Articles
Garbage Experiment With New Sounds
For Next Album
From Addicted To Noise
By Gil Kaufman
Addicted
To Noise Senior
Writer Gil Kaufman
reports: You'd never
guess by chatting with
them that the members
of Garbage are feeling the intense pressure to beat the
sophomore jinx with their in-progress second album. In fact,
talking to guitarist Steve Marker, phoning from 3/4 of the
member's hometown of Madison, Wisconsin, it sounds like
Garbage are pleasantly re-living the laid back vibe of the first
album's sessions. That album has sold over a million copies
in the U. S.
"We're just sitting around trying to write some songs," said
Marker, adding that despite what some would like to
believe, "things are going great."
How great?
"Nobody's banging their head against the wall just yet," he
offered.
The group took a working holiday at a Seattle cabin a few
months back during which they locked themselves into a
room and took what Marker described as a "very lo-fi
recording set-up" which they used to record new song ideas
directly into a computer. "We basically just sat around in a
room having a beer and one person would play something,
and the others would join in or not," said Marker of the
band's less-than-intense working method.
As for what those sessions yielded, Marker could only
describe the results as "25 things that could be songs, or
could be crap, it's hard to say."
The quartet
met up again in
Madison recently after
a post Grammy's break and have spent every day listening to
the 25-plus fragments and gotten back to their rigorous
schedule of "sitting around having a beer and seeing if
anyone can come up with something."
Although Marker said things are going well, he also said it's
still way too early to call any of what they have "songs."

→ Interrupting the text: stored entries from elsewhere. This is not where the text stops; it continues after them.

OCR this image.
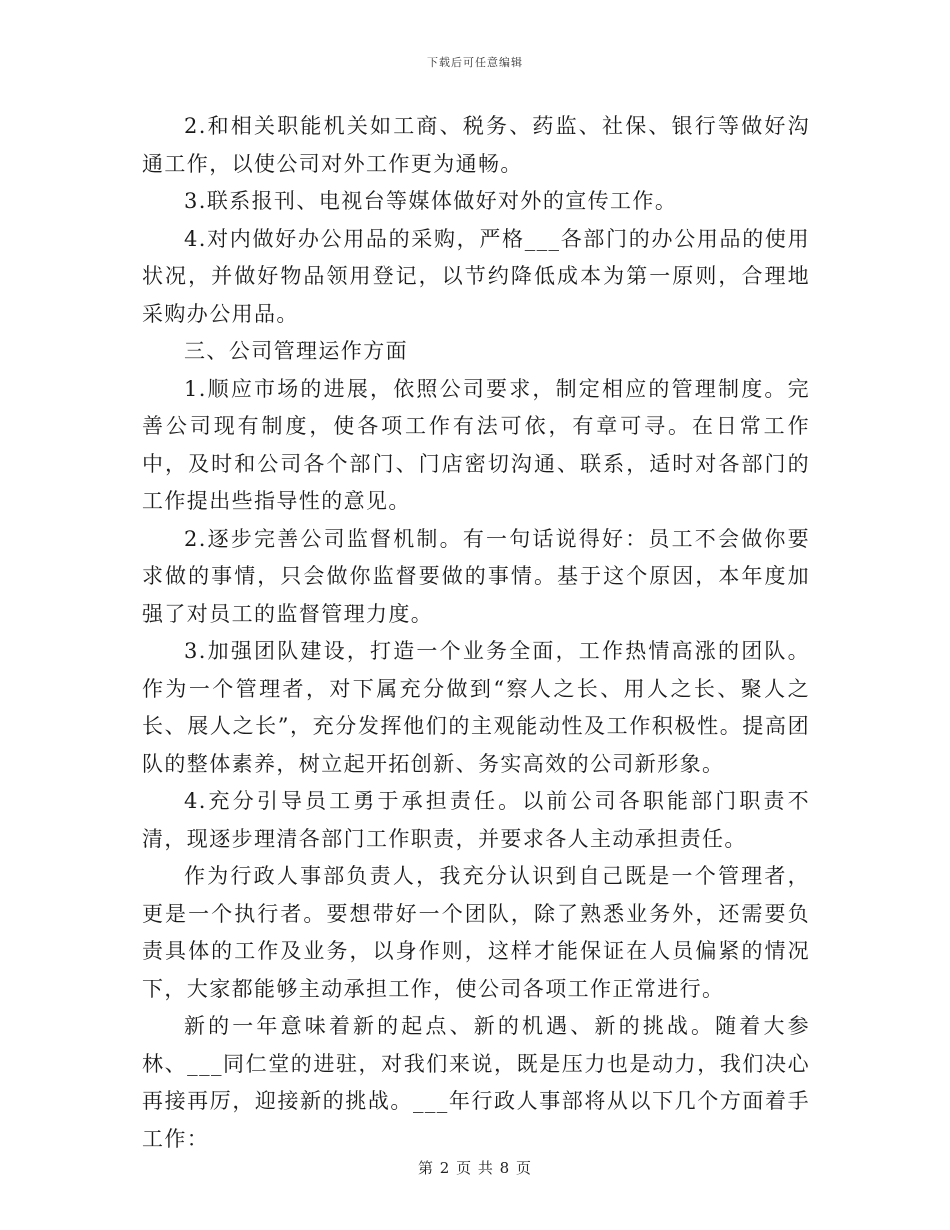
下载后可任意编辑

2.和相关职能机关如工商、税务、药监、社保、银行等做好沟通工作，以使公司对外工作更为通畅。

3.联系报刊、电视台等媒体做好对外的宣传工作。

4.对内做好办公用品的采购，严格___各部门的办公用品的使用状况，并做好物品领用登记，以节约降低成本为第一原则，合理地采购办公用品。

三、公司管理运作方面

1.顺应市场的进展，依照公司要求，制定相应的管理制度。完善公司现有制度，使各项工作有法可依，有章可寻。在日常工作中，及时和公司各个部门、门店密切沟通、联系，适时对各部门的工作提出些指导性的意见。

2.逐步完善公司监督机制。有一句话说得好：员工不会做你要求做的事情，只会做你监督要做的事情。基于这个原因，本年度加强了对员工的监督管理力度。

3.加强团队建设，打造一个业务全面，工作热情高涨的团队。作为一个管理者，对下属充分做到“察人之长、用人之长、聚人之长、展人之长”，充分发挥他们的主观能动性及工作积极性。提高团队的整体素养，树立起开拓创新、务实高效的公司新形象。

4.充分引导员工勇于承担责任。以前公司各职能部门职责不清，现逐步理清各部门工作职责，并要求各人主动承担责任。

作为行政人事部负责人，我充分认识到自己既是一个管理者，更是一个执行者。要想带好一个团队，除了熟悉业务外，还需要负责具体的工作及业务，以身作则，这样才能保证在人员偏紧的情况下，大家都能够主动承担工作，使公司各项工作正常进行。

新的一年意味着新的起点、新的机遇、新的挑战。随着大参林、___同仁堂的进驻，对我们来说，既是压力也是动力，我们决心再接再厉，迎接新的挑战。___年行政人事部将从以下几个方面着手工作：

第 2 页 共 8 页
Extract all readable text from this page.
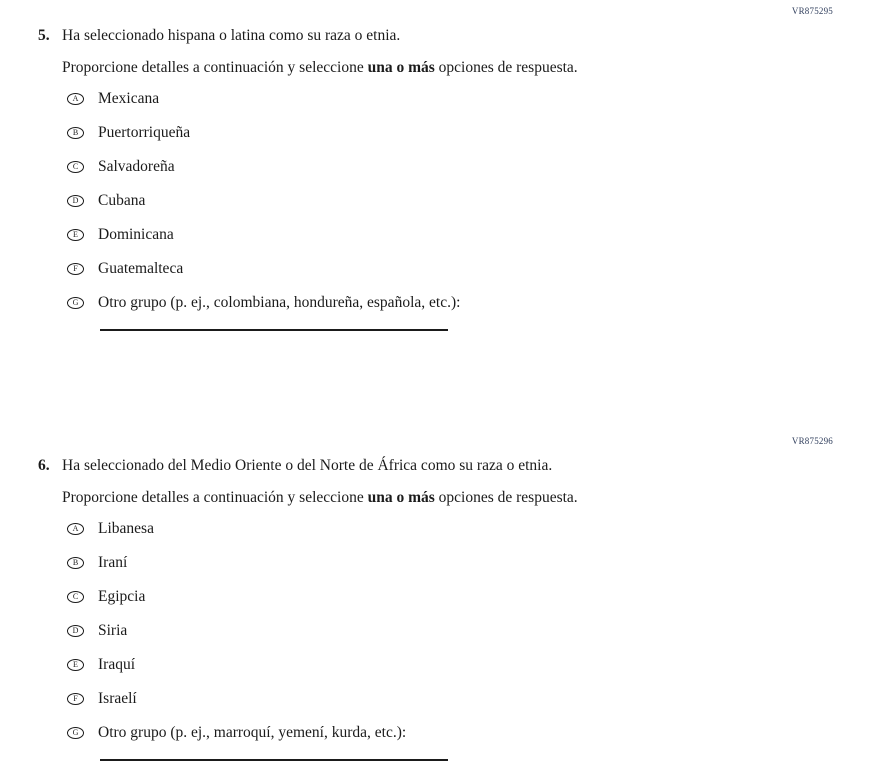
VR875295
5. Ha seleccionado hispana o latina como su raza o etnia.
Proporcione detalles a continuación y seleccione una o más opciones de respuesta.
A Mexicana
B Puertorriqueña
C Salvadoreña
D Cubana
E Dominicana
F Guatemalteca
G Otro grupo (p. ej., colombiana, hondureña, española, etc.):
VR875296
6. Ha seleccionado del Medio Oriente o del Norte de África como su raza o etnia.
Proporcione detalles a continuación y seleccione una o más opciones de respuesta.
A Libanesa
B Iraní
C Egipcia
D Siria
E Iraquí
F Israelí
G Otro grupo (p. ej., marroquí, yemení, kurda, etc.):
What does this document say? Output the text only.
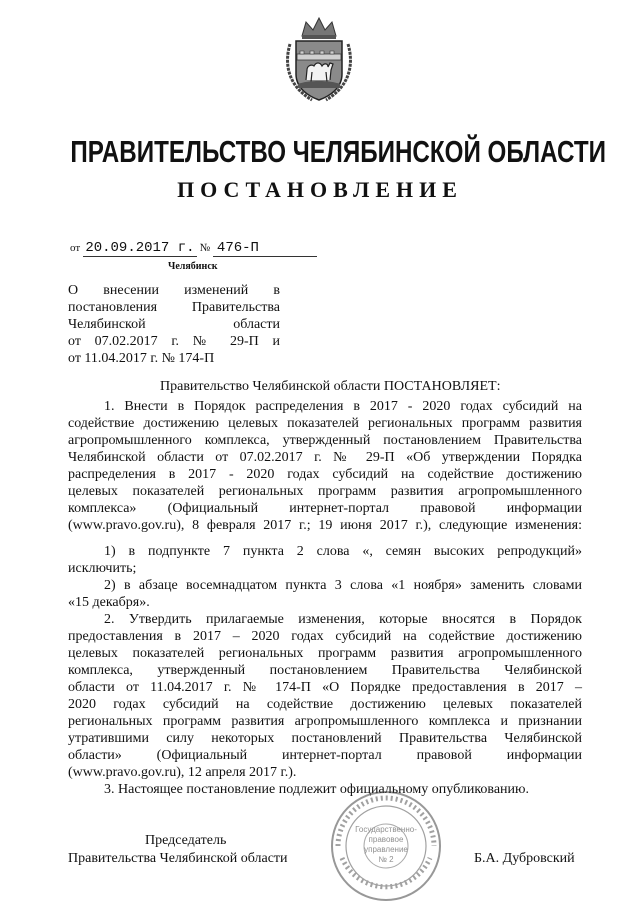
ПРАВИТЕЛЬСТВО ЧЕЛЯБИНСКОЙ ОБЛАСТИ
ПОСТАНОВЛЕНИЕ
от 20.09.2017 г. № 476-П
Челябинск
О внесении изменений в
постановления Правительства
Челябинской области
от 07.02.2017 г. № 29-П и
от 11.04.2017 г. № 174-П
Правительство Челябинской области ПОСТАНОВЛЯЕТ:
1. Внести в Порядок распределения в 2017 - 2020 годах субсидий на
содействие достижению целевых показателей региональных программ развития
агропромышленного комплекса, утвержденный постановлением Правительства
Челябинской области от 07.02.2017 г. № 29-П «Об утверждении Порядка
распределения в 2017 - 2020 годах субсидий на содействие достижению
целевых показателей региональных программ развития агропромышленного
комплекса» (Официальный интернет-портал правовой информации
(www.pravo.gov.ru), 8 февраля 2017 г.; 19 июня 2017 г.), следующие изменения:
1) в подпункте 7 пункта 2 слова «, семян высоких репродукций»
исключить;
2) в абзаце восемнадцатом пункта 3 слова «1 ноября» заменить словами
«15 декабря».
2. Утвердить прилагаемые изменения, которые вносятся в Порядок
предоставления в 2017 – 2020 годах субсидий на содействие достижению
целевых показателей региональных программ развития агропромышленного
комплекса, утвержденный постановлением Правительства Челябинской
области от 11.04.2017 г. № 174-П «О Порядке предоставления в 2017 –
2020 годах субсидий на содействие достижению целевых показателей
региональных программ развития агропромышленного комплекса и признании
утратившими силу некоторых постановлений Правительства Челябинской
области» (Официальный интернет-портал правовой информации
(www.pravo.gov.ru), 12 апреля 2017 г.).
3. Настоящее постановление подлежит официальному опубликованию.
Государственно-
правовое
управление
№ 2
Председатель
Правительства Челябинской области	Б.А. Дубровский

However Marker did reveal that a pleasant side-effect of
many months of touring was that songs and ideas do seem to
be coming to the group a lot faster, mainly because "if
somebody does have an idea, we don't have to fumble
around on a guitar as much looking for the right notes."
So far the sessions have yielded one song Marker described
as "a total 70's disco thing," and a bunch of songs that are
"way too noisy for anybody to hear."
Surprisingly, Marker said there's a stack of song fragments
that feature some "scratchy stuff." He said he utilized his
recently-acquired set of turntables for his "fake DJ" trip.
Marker expects the group to be in the studio "almost every
day" for the whole summer, with the earliest, most optimistic
date for a new album being sometime in September. "Right
now we're just trying to get the arrangements down and find
the key Shirley (Manson) sings them in," said Marker,
praising Manson for coming up with a couple of "really good
lyrics without really thinking about it" through improvisation
over the boys' tracks.
The "quiet one" promised that Garbage wouldn't play any
live shows until the new album is completed and they've all
had a chance to "finish coming down from the last tour."